Assistant Majority Leader Sen. Dick Durbin (D-IL) blocked a floor vote on the resolution.
Paul began the filibuster at 11:47 am this morning to delay a vote on the nomination of John Brennan to head the CIA, until he could get answers from the Obama administration on drone use against US citizens on US soil who may be in league with al Qaeda or other terrorist groups. Holder told Sen. Paul in a letter on March 4 that he could envision scenarios in which a drone killing might be justified, but rejected Paul's questions as "hypothetical" and "unlikely."
The fact is, the use of drones against Americans on US soil has already happened. That case did not involve the federal government and no one was killed. It involved a local dispute that began over milk. It's only a matter of time before the federal government finds itself dealing with a US citizen terrorist operating on US soil. Hizballah already operates in the Texas-Mexico border region. It's a virtual certainty that they will recruit Americans to stage some attack, if they have not done so already.
Beyond that, though, the current government has squandered any trust it may have had on the question of handling the rights of US citizens. The Obama Department of Homeland Security issued a report in 2009 in which it cast returning veterans and "anti-government" activists as potential terrorists.

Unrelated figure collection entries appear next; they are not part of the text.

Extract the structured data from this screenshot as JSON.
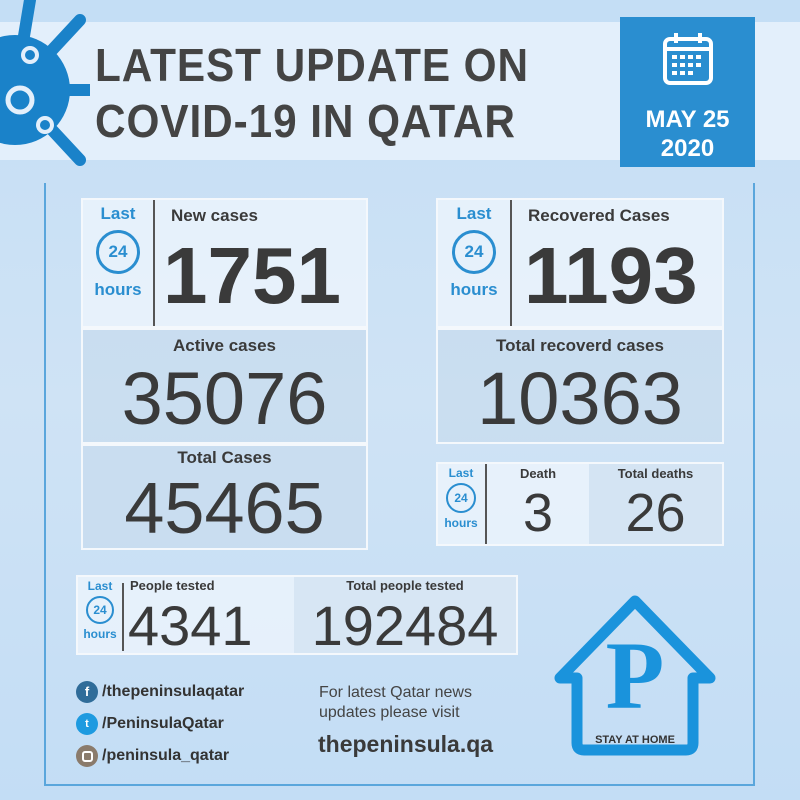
{
  "header": {
    "title_line1": "LATEST UPDATE ON",
    "title_line2": "COVID-19 IN QATAR",
    "date_line1": "MAY 25",
    "date_line2": "2020"
  },
  "last24": {
    "last": "Last",
    "number": "24",
    "hours": "hours"
  },
  "new_cases": {
    "label": "New cases",
    "value": "1751"
  },
  "active_cases": {
    "label": "Active cases",
    "value": "35076"
  },
  "total_cases": {
    "label": "Total Cases",
    "value": "45465"
  },
  "recovered": {
    "label": "Recovered Cases",
    "value": "1193"
  },
  "total_recovered": {
    "label": "Total recoverd cases",
    "value": "10363"
  },
  "death": {
    "label": "Death",
    "value": "3"
  },
  "total_deaths": {
    "label": "Total deaths",
    "value": "26"
  },
  "people_tested": {
    "label": "People tested",
    "value": "4341"
  },
  "total_tested": {
    "label": "Total people tested",
    "value": "192484"
  },
  "social": [
    {
      "icon": "facebook-icon",
      "handle": "/thepeninsulaqatar",
      "color": "#2f6c99"
    },
    {
      "icon": "twitter-icon",
      "handle": "/PeninsulaQatar",
      "color": "#1d9ae0"
    },
    {
      "icon": "instagram-icon",
      "handle": "/peninsula_qatar",
      "color": "#8a7b6c"
    }
  ],
  "visit": {
    "line1": "For latest Qatar news",
    "line2": "updates please visit",
    "site": "thepeninsula.qa"
  },
  "logo": {
    "letter": "P",
    "caption": "STAY AT HOME"
  },
  "colors": {
    "accent": "#2a8ed0",
    "text": "#414141"
  }
}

Though Obama approved the drone killing of Anwar al-Awlaki overseas despite the fact that he was a US citizen, it is currently treating the terrorist attack on Ft. Hood, Texas as "workplace violence" for purely political reasons. Awlaki is known to have exhorted the terrorist who carried out that attack.
But beyond that, Sen. Paul has done himself no favors by lamenting the global nature of the global war on terrorism. That clumsy name reflects a fact: Al Qaeda chose to make the war global when it attacked Americans on September 11, 2001 in Washington, New York and Pennsylvania. Our government has not patched up the holes in our immigration system that facilitated that attack. The global war on terrorism has been fought on American soil for more than a dozen years, and not by any US administration's choice.